Publié le 10/02/2016

Etude réalisée par Vincent-Arnaud Chappe, Jean-Michel Denis, Cécile Guillaume, Sophie Pochic (Centre Maurice Halbwachs – ENS – CNRS) et financée par l’Agence d’objectifs de l’IRES.

Jusqu'aux années 1990, le terme de discrimination syndicale n'était pas une catégorie utilisée par les syndicalistes pour décrire leurs relations avec les employeurs. La loi de 2008 sur la réforme de la représentativité syndicale a instauré une obligation de négociation sur la « conciliation » de l’activité syndicale et professionnelle pour les entreprises de plus de 300 salariés.
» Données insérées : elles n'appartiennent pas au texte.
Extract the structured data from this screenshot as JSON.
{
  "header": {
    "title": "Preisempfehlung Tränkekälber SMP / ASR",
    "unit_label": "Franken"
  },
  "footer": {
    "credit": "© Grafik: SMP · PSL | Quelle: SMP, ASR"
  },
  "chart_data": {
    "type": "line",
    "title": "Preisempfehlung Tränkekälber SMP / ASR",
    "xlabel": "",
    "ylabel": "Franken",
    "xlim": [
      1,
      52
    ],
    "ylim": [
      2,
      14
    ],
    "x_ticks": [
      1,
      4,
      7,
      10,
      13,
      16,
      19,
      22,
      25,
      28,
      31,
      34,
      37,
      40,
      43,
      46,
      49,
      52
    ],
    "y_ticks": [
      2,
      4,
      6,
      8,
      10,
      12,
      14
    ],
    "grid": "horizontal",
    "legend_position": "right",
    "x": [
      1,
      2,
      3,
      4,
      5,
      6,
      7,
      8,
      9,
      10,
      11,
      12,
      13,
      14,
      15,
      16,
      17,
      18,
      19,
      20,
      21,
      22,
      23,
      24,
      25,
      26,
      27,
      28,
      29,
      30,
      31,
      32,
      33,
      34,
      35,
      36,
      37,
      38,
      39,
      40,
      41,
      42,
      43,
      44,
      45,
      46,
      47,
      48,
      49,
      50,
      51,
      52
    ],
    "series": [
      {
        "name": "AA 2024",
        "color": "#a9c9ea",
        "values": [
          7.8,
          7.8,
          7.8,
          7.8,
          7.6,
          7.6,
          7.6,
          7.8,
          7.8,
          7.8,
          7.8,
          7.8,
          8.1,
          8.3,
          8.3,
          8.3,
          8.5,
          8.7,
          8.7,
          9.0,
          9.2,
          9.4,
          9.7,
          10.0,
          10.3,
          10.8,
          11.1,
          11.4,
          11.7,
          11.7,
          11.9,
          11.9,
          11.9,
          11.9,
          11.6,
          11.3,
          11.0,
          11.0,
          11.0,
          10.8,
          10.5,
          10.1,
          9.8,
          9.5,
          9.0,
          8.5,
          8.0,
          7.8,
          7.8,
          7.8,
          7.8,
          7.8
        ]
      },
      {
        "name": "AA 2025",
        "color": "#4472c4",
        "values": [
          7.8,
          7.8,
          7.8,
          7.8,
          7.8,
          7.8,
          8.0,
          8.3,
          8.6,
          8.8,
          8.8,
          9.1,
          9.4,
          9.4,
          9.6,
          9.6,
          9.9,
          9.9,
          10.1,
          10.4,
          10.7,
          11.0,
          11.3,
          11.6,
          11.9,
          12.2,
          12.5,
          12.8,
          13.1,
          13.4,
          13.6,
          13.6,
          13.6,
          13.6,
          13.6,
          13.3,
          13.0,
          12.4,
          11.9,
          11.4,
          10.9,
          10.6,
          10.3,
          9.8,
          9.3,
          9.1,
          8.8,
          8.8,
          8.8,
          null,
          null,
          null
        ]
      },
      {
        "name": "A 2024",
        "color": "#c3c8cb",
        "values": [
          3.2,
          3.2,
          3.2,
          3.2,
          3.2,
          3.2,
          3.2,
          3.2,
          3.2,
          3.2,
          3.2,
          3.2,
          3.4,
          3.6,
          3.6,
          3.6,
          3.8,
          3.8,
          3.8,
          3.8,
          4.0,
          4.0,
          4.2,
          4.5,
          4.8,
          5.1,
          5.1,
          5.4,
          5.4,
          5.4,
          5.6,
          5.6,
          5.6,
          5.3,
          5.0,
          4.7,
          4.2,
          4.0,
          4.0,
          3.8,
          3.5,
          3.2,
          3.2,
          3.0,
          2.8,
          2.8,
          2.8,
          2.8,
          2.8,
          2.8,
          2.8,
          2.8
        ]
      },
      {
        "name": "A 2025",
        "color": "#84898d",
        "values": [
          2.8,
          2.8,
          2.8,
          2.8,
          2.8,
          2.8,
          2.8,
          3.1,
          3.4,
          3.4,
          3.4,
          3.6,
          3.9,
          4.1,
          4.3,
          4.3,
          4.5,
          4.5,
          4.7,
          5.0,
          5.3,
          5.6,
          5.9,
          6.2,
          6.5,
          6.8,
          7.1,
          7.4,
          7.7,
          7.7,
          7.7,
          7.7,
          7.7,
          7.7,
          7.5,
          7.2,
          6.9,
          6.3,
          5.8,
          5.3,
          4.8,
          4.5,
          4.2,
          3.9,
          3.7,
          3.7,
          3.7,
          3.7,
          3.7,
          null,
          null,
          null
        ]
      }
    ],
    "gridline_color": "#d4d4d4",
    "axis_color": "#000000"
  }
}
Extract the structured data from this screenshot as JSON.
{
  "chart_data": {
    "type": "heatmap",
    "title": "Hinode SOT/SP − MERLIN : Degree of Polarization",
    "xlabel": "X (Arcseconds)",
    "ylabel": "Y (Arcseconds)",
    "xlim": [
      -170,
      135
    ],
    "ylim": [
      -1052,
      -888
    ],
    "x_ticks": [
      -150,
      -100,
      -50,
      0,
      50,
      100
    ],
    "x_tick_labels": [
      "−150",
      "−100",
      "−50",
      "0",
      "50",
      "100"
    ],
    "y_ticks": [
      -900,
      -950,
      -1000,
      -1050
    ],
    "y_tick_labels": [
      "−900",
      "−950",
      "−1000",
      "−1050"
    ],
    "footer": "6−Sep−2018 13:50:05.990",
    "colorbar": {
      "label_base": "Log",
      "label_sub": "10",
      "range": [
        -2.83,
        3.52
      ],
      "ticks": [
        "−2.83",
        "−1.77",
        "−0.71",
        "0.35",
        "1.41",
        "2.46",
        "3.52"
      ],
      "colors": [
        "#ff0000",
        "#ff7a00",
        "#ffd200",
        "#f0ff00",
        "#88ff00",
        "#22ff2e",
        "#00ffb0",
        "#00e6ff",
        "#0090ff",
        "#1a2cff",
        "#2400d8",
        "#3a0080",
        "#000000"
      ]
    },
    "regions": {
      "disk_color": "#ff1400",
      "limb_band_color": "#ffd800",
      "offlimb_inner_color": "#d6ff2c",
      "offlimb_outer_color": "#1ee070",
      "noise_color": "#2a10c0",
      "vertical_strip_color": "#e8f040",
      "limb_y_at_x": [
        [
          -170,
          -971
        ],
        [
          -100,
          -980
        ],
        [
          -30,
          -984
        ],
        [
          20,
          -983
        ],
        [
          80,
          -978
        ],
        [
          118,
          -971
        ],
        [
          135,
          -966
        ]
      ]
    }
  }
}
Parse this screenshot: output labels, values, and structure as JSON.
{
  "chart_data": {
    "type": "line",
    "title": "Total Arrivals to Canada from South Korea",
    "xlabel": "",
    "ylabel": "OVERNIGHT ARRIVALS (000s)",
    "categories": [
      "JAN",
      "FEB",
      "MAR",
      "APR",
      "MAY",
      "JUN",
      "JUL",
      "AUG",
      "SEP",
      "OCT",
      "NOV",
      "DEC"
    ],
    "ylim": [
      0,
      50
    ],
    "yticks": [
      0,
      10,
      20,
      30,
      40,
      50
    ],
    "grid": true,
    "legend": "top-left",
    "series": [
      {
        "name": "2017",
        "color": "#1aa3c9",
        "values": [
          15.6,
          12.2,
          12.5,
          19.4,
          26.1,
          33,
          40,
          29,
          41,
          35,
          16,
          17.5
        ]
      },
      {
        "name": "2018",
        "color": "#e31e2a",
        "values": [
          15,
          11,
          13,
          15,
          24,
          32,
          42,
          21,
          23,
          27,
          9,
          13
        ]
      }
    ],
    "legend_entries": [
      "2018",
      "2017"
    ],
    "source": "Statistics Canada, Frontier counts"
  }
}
Elle a incité les grandes entreprises à proposer des réponses organisationnelles dans le cadre d’accords de droit syndical ou plus récemment d’accords sur la gestion des parcours syndicaux. Cette enquête s’est intéressée aux formes d’appropriation de cette injonction à négocier dans les entreprises. Les auteurs analysent comment cette injonction à négocier s’est articulée avec des dispositifs de droit syndical existants, en étudiant ses liens avec les stratégies contentieuses ou menaces de contentieux engagées par les syndicats. Qui sont les acteurs qui ont porté le processus d’internalisation du droit ? Quels sont les débats autour du cadrage de la discrimination et/ou de la répression syndicale proposé par ces dispositifs formels ? Comment sont-ils mis en œuvre et quels en sont les effets ?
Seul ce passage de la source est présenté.